No one had expected anything like this from the lieutenant colonel. The next episode in the hostile takeover of the media was the end of the NTV affair. In September 2000 Gazprom sued Media-Most for the non-repayment of its 1996 ‘bribe’. By April 2001, after lengthy legal manoeuvring, the exiled Gusinsky’s TV channel was finally brought under full Gazprom control by means of its outstanding debts. Its home in the Ostankino TV tower, a Moscow icon taller than New York’s Empire State Building, was entered by force. The new ‘editorial’ team then ousted all its popular government critics.

The ease with which Putin seized the main television stations reflected the weakness of society, of journalism and the oligarchs. The 1990s had produced few strong non-governmental organizations (NGOs) or civic movements, as the economic depression had ravaged the civil society that had sprung up during the perestroika years.
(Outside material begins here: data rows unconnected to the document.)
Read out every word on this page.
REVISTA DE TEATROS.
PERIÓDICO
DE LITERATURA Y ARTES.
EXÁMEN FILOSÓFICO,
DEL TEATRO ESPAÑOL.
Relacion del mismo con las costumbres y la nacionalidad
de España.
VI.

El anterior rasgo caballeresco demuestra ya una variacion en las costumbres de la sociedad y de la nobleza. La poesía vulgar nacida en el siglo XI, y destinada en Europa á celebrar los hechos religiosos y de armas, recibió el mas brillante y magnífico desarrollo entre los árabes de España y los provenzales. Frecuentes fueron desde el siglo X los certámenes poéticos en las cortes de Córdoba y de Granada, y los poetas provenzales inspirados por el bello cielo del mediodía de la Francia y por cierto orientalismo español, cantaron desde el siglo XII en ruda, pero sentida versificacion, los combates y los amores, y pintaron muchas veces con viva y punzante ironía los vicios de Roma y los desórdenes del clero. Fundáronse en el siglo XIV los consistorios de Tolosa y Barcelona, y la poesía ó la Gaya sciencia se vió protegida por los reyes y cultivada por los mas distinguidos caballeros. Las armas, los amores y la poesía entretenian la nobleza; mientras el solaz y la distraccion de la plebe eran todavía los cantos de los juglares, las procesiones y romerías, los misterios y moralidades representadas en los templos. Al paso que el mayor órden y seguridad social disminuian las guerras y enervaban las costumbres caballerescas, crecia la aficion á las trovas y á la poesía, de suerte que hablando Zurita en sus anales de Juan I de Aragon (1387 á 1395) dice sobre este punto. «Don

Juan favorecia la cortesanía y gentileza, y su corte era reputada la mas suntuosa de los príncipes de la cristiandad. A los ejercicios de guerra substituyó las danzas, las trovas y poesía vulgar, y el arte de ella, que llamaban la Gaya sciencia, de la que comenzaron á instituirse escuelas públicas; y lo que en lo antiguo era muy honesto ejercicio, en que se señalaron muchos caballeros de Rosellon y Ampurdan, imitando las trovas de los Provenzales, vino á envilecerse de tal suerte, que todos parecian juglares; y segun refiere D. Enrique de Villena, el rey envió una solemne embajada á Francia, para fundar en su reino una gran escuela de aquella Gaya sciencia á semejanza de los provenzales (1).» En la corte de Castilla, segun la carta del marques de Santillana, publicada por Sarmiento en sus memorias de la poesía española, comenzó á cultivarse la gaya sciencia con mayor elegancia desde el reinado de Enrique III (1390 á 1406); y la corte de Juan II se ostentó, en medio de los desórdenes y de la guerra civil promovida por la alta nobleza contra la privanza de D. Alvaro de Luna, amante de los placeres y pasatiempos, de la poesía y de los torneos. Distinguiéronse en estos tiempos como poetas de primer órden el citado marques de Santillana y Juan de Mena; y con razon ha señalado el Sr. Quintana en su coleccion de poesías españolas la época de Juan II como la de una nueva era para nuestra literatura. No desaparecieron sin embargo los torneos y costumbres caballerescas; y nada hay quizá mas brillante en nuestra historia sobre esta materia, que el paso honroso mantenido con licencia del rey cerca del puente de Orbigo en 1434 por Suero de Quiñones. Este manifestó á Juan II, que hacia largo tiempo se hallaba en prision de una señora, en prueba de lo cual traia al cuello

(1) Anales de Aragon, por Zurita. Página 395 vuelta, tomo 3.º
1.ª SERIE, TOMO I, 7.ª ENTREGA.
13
Moscow’s journalists were far from a community, but a fragmented, inexperienced demi-monde full of hired columnists, hysterical TV hosts and paid-for agitators. Oligarchs such as Berezovsky were themselves despised by the public, to the extent that even when they started telling the truth about creeping authoritarianism they were doubted. There was little for resistance to form around.

In November 2000 Berezovsky had fled first to France, then to Britain. It was there that he received the news that the man that he had done so much to help was issuing an international arrest warrant against him. ‘I felt when I first heard the news – how small is Putin to behave like this? I thought he was above using the instruments of pressure and oppression. I thought he was not so weak. I thought he could use the power of persuasion, of explanation, not those of oppression.’ Nevertheless, in what Berezovsky did not say, and in the regret of what he did, I could tell that he felt he had been a fool. Months before his death, he left an emotional post on Facebook: ‘I repent and ask forgiveness for what led to the power of Vladimir Putin.’

The man who Berezovsky had thought was the ‘family’ bodyguard had robbed him. He had been destroyed as a Russian politician. Putin had asserted his independence in the boldest way. He had devoured his patron. Criminal investigations were opened against Berezovsky who, under pressure, sold his share of ORT to Roman Abramovich, who promptly handed it over to the state. By taking over ORT and NTV Putin had achieved exactly what he wanted – he had become Berezovsky. It was the beginning of a massive redistribution of assets. By 2008, some 90 per cent of all Russian media was directly or indirectly under Putin’s control.29

Putin called this asset grab the ‘war on the oligarchs’. With the creation of two oligarch-exiles all federal TV stations were easily brought under Kremlin supervision. News coverage or satire that could undermine the regime would disappear from the screens. But it was something more than pulling puppet shows that lampooned Putin – it installed a modernized form of authoritarianism in Russia.

Putin had created a ‘videocracy’. This is an ascendancy where hegemony over national broadcasting underwrites political dominance, a style of power that eschews relying on mass parties or arresting men for telling anti-regime jokes or distributing leaflets. This was not unique to Russia, but in step with the changes new technology had brought to power in Europe as a whole. In Italy, Silvio Berlusconi dominated Rome as he controlled the country’s most powerful media holding, whilst in London Tony Blair governed as much through spin as through a grip on the House of Commons. Like Blair and Berlusconi, Putin realized that power now sprung from an ability to dominate 24-hour news. The difference was that in this regime TV editors would get calls from ‘up top’ setting the agenda; the secret services would call reporters to tell them they had gone too far, and journalists were frequently murdered.